The Labour Party's ideology is much more complex than many academics suggest, according to an Edinburgh University expert.
Lindsay Paterson, professor of educational policy, said analysts focused on the new Labour ideology. This included an emphasis on rights and responsibilities in return for welfare, and a "standards, not structure" approach to education and health.
But Professor Paterson, speaking at an "Election Special" conference organised by Edinburgh's Governance of Scotland Forum, said there were two other strands in Labour's ideology.
The first was what was sometimes called "developmentalism", where the government took a lead in trying to reform society, but not in a way that divested the state of responsibility. This was very different from the interventionism of the Thatcher years, he said.
Professor Paterson said the other strand was that of social democracy on European lines. This promoted equality of opportunity and was particularly evident in the devolved administrations in Scotland and Wales.

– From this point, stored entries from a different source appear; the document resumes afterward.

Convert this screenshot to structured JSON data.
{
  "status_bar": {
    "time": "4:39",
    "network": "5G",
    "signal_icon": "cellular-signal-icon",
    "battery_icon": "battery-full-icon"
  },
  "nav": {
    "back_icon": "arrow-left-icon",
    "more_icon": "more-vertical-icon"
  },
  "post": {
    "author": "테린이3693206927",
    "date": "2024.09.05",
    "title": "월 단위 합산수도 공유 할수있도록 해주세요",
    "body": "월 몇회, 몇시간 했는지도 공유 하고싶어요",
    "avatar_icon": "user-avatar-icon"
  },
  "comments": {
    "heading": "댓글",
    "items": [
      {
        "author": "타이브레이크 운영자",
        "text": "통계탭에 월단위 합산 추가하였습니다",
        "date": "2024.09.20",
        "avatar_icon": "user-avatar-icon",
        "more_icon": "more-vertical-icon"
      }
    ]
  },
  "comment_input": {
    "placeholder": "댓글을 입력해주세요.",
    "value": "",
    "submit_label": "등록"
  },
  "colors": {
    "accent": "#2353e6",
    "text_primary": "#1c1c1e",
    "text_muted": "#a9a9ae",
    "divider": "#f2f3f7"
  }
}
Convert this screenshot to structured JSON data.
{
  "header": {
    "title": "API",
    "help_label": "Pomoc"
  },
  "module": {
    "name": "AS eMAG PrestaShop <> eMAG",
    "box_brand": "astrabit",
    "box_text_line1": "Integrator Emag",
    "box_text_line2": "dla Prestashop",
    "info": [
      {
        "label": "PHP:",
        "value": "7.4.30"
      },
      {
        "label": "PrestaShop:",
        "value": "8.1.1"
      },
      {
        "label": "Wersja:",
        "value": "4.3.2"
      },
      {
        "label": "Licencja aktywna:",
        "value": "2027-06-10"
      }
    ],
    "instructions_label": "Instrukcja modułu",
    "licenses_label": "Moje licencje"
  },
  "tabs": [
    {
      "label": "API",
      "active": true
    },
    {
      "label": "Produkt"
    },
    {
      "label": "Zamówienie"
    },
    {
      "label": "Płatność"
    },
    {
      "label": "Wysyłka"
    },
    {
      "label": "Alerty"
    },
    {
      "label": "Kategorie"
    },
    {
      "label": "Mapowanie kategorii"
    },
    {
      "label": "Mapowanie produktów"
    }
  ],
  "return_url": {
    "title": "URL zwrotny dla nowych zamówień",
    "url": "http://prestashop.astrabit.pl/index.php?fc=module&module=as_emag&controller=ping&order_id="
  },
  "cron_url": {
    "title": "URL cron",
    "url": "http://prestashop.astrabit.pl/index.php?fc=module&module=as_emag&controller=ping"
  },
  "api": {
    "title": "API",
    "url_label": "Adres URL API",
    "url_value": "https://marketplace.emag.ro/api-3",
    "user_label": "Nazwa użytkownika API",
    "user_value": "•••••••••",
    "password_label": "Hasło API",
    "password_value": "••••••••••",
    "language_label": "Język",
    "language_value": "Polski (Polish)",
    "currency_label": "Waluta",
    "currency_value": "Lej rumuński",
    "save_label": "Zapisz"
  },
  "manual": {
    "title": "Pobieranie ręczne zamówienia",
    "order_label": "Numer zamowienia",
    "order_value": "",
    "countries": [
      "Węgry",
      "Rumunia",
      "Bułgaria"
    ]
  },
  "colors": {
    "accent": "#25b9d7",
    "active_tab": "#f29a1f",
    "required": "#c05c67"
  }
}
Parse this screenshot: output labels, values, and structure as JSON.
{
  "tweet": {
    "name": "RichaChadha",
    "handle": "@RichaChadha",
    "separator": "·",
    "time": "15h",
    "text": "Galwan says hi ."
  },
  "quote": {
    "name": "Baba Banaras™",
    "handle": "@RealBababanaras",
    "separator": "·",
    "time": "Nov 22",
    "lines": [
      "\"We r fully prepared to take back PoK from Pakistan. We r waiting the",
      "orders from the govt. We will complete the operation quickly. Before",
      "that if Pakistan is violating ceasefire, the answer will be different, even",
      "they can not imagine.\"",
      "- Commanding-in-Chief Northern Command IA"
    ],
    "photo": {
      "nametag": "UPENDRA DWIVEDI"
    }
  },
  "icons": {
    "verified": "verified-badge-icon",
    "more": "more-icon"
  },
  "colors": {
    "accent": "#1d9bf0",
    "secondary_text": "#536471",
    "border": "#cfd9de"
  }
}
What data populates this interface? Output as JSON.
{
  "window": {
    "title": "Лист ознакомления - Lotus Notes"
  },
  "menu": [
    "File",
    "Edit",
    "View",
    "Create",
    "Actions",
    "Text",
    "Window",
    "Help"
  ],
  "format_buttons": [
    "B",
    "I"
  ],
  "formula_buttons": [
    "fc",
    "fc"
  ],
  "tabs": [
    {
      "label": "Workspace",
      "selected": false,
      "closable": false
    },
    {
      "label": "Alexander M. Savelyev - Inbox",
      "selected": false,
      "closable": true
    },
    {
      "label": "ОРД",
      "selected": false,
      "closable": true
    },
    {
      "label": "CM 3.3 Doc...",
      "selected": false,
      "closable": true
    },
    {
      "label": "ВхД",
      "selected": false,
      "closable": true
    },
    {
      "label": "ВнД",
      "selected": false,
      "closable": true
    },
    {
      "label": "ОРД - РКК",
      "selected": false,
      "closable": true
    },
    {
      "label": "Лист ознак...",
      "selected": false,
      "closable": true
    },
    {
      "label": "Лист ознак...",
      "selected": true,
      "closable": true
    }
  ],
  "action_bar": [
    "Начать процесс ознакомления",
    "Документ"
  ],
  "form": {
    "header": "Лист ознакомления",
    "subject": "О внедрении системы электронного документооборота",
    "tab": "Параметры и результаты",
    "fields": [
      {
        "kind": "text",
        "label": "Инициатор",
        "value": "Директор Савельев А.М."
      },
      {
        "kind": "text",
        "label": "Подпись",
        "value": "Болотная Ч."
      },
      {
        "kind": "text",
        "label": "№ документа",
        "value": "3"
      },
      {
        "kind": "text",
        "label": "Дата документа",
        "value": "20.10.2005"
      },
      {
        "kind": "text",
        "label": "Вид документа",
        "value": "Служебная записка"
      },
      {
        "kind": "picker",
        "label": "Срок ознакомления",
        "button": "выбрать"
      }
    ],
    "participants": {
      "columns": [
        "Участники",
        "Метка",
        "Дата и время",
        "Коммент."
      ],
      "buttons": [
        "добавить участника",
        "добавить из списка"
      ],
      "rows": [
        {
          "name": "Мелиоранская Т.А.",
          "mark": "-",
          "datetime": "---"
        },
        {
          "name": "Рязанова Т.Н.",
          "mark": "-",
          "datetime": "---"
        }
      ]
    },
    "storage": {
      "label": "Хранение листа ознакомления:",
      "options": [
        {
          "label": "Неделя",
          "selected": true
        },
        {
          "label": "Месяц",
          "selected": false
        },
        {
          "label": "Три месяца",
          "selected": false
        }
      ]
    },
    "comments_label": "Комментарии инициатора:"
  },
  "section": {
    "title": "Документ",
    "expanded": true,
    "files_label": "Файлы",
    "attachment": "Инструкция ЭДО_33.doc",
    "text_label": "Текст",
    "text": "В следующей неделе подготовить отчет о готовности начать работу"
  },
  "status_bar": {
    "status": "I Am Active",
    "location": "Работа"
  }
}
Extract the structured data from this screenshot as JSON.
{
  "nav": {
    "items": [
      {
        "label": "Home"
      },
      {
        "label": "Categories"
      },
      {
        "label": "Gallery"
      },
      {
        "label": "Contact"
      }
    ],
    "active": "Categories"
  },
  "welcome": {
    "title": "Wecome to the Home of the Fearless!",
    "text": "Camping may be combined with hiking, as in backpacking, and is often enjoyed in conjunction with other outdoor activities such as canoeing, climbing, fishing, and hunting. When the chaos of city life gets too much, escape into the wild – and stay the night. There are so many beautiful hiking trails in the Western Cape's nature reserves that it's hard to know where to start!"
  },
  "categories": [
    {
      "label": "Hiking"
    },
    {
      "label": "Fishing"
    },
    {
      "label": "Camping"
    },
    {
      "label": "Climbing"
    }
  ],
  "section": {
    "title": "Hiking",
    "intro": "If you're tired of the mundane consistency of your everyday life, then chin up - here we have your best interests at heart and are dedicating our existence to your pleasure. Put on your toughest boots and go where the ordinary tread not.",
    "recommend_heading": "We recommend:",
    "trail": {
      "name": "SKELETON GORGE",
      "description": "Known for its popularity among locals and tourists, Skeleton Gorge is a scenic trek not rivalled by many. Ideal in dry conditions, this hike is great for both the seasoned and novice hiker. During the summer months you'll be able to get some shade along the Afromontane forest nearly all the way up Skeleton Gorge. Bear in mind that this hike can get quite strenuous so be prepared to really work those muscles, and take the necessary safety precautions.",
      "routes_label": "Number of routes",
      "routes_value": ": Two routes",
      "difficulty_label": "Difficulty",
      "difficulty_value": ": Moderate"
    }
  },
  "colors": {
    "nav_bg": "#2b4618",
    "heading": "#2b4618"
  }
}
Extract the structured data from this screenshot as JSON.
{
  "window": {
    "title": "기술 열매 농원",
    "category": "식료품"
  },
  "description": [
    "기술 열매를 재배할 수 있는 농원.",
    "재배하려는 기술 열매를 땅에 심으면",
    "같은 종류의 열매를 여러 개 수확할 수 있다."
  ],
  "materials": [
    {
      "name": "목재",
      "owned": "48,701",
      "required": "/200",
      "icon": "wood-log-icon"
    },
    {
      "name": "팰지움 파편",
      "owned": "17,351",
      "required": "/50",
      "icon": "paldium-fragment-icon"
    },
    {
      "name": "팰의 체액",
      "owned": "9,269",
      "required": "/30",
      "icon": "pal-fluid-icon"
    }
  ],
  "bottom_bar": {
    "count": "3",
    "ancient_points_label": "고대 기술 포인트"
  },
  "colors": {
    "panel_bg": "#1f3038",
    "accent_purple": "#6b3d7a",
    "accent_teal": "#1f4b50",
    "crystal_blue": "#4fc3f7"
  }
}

"This is emerging as an important strand in Labour Party thinking, particularly in the Scottish Labour Party. There is absolutely no reason why we should take English policy as the more typical policy of the Labour Party," Professor Paterson said.
He said the Westminster election was in many ways a "midterm election" for the Scottish Parliament.
While Labour's main political rival in England was the Tory party, it was the Scottish National Party north of the border and there was also a threat from the Scottish Socialist Party.